A real life Independence Day may not be far away. Only this time there is no defined threat the military is working against, although it is about "extraterrestrial combat".
Space Aggressors is what the US military is calling them, a team of soldiers training at a warehouse near Colorado's Rocky Mountains. Their job is to act like the enemy during mock space battles to help US units prepare for a conflict that may one day extend to outer space.
"We play the bad guys," Captain Christopher Barnes, chief of training for the 26th Space Aggressor Squadron told the Seeker. "We study threats to the space realm, either coming from space or based on land. If we can't directly replicate them with hardware, then we figure out if there's a software solution or some way we can train people to the point where they can fight through them, if they have to, in a conflict," he says.
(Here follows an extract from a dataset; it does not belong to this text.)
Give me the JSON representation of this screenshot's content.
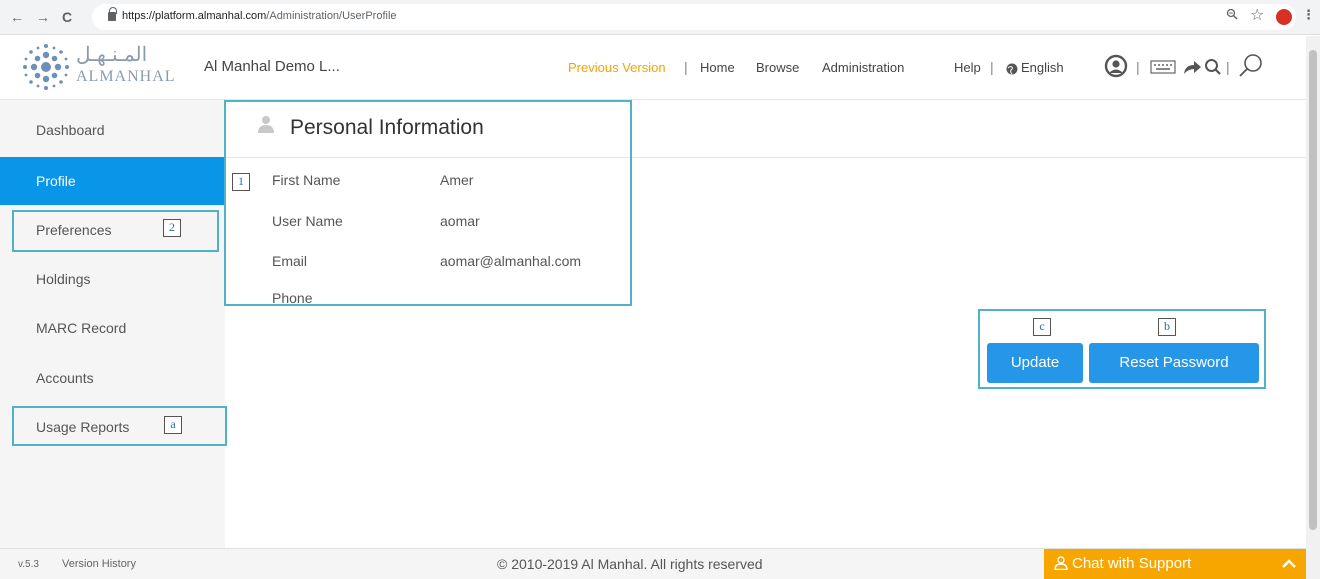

The elite military unit is being prepared to take on what US calls 'very real' threats from space powers like Russia and China. US intelligence chief Dan Coats recently told a Senate hearing that Russia and China are aggressively pursuing space warfare by building anti-satellite weapons, some of which in future could not only destroy US satellites but may even posses the capability to hit targets on land.
Vice Admiral Charles Richard, deputy commander of U.S. Strategic Command, had told a Washington conference in March that "China is developing an arsenal of lasers, electro-magnetic rail guns, and high-powered microwave weapons to neutralize America's intelligence, communications, and navigation satellites."
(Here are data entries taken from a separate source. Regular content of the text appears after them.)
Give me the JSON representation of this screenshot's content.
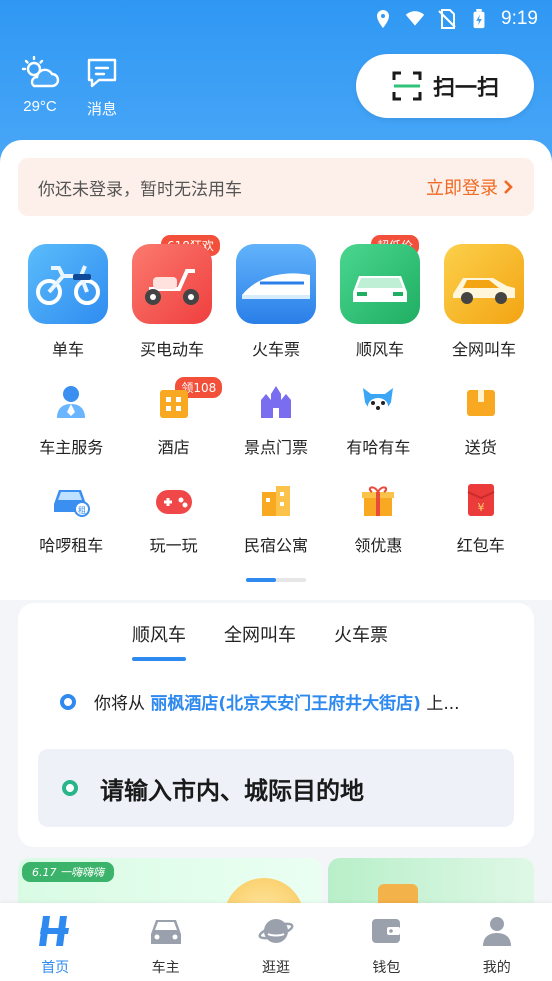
{
  "status_bar": {
    "time": "9:19"
  },
  "header": {
    "weather_temp": "29°C",
    "message_label": "消息",
    "scan_label": "扫一扫"
  },
  "login_bar": {
    "hint": "你还未登录，暂时无法用车",
    "link": "立即登录"
  },
  "big_services": [
    {
      "label": "单车",
      "badge": "",
      "icon": "bicycle-icon",
      "bg": "#3aa6f5"
    },
    {
      "label": "买电动车",
      "badge": "618狂欢",
      "icon": "scooter-icon",
      "bg": "#f65a5a"
    },
    {
      "label": "火车票",
      "badge": "",
      "icon": "train-icon",
      "bg": "#3a8ff0"
    },
    {
      "label": "顺风车",
      "badge": "超低价",
      "icon": "car-green-icon",
      "bg": "#2fc37a"
    },
    {
      "label": "全网叫车",
      "badge": "",
      "icon": "car-yellow-icon",
      "bg": "#f6b727"
    }
  ],
  "small_services": [
    {
      "label": "车主服务",
      "badge": "",
      "icon": "driver-service-icon"
    },
    {
      "label": "酒店",
      "badge": "领108",
      "icon": "hotel-icon"
    },
    {
      "label": "景点门票",
      "badge": "",
      "icon": "castle-icon"
    },
    {
      "label": "有哈有车",
      "badge": "",
      "icon": "mascot-icon"
    },
    {
      "label": "送货",
      "badge": "",
      "icon": "box-icon"
    },
    {
      "label": "哈啰租车",
      "badge": "",
      "icon": "rental-car-icon"
    },
    {
      "label": "玩一玩",
      "badge": "",
      "icon": "gamepad-icon"
    },
    {
      "label": "民宿公寓",
      "badge": "",
      "icon": "apartment-icon"
    },
    {
      "label": "领优惠",
      "badge": "",
      "icon": "gift-icon"
    },
    {
      "label": "红包车",
      "badge": "",
      "icon": "red-envelope-icon"
    }
  ],
  "trip": {
    "tabs": [
      "顺风车",
      "全网叫车",
      "火车票"
    ],
    "active_tab": 0,
    "from_prefix": "你将从",
    "from_place": "丽枫酒店(北京天安门王府井大街店)",
    "from_suffix": "上...",
    "destination_placeholder": "请输入市内、城际目的地"
  },
  "banner": {
    "tag": "6.17 一嗨嗨嗨"
  },
  "bottom_nav": [
    {
      "label": "首页",
      "icon": "home-icon",
      "active": true
    },
    {
      "label": "车主",
      "icon": "car-owner-icon",
      "active": false
    },
    {
      "label": "逛逛",
      "icon": "planet-icon",
      "active": false
    },
    {
      "label": "钱包",
      "icon": "wallet-icon",
      "active": false
    },
    {
      "label": "我的",
      "icon": "profile-icon",
      "active": false
    }
  ],
  "colors": {
    "accent": "#2f8af0",
    "warning": "#f06a23",
    "badge": "#f2503a"
  }
}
Captain Barnes said some people think space is the Achilles heel for the US because of its heavy reliance on space assets for most everything, from launching missiles to directing warships across the seas. For instance, any damage to the Global Positioning System -- a group of 31 satellites owned by the US government and operated by their US Air Force -- could make the US military to fall back to outmoded tactics, greatly eroding its technological edge over an enemy.
The army however, stresses that it is not space war yet but like any other unit of the military that has to be ready for any existential threats, a space threat is very real in today's scenario.
"While we're not at war in space, I don't think we could say we're exactly at peace, either," says Vice Admiral Richard. "We must prepare for a conflict that extends into space."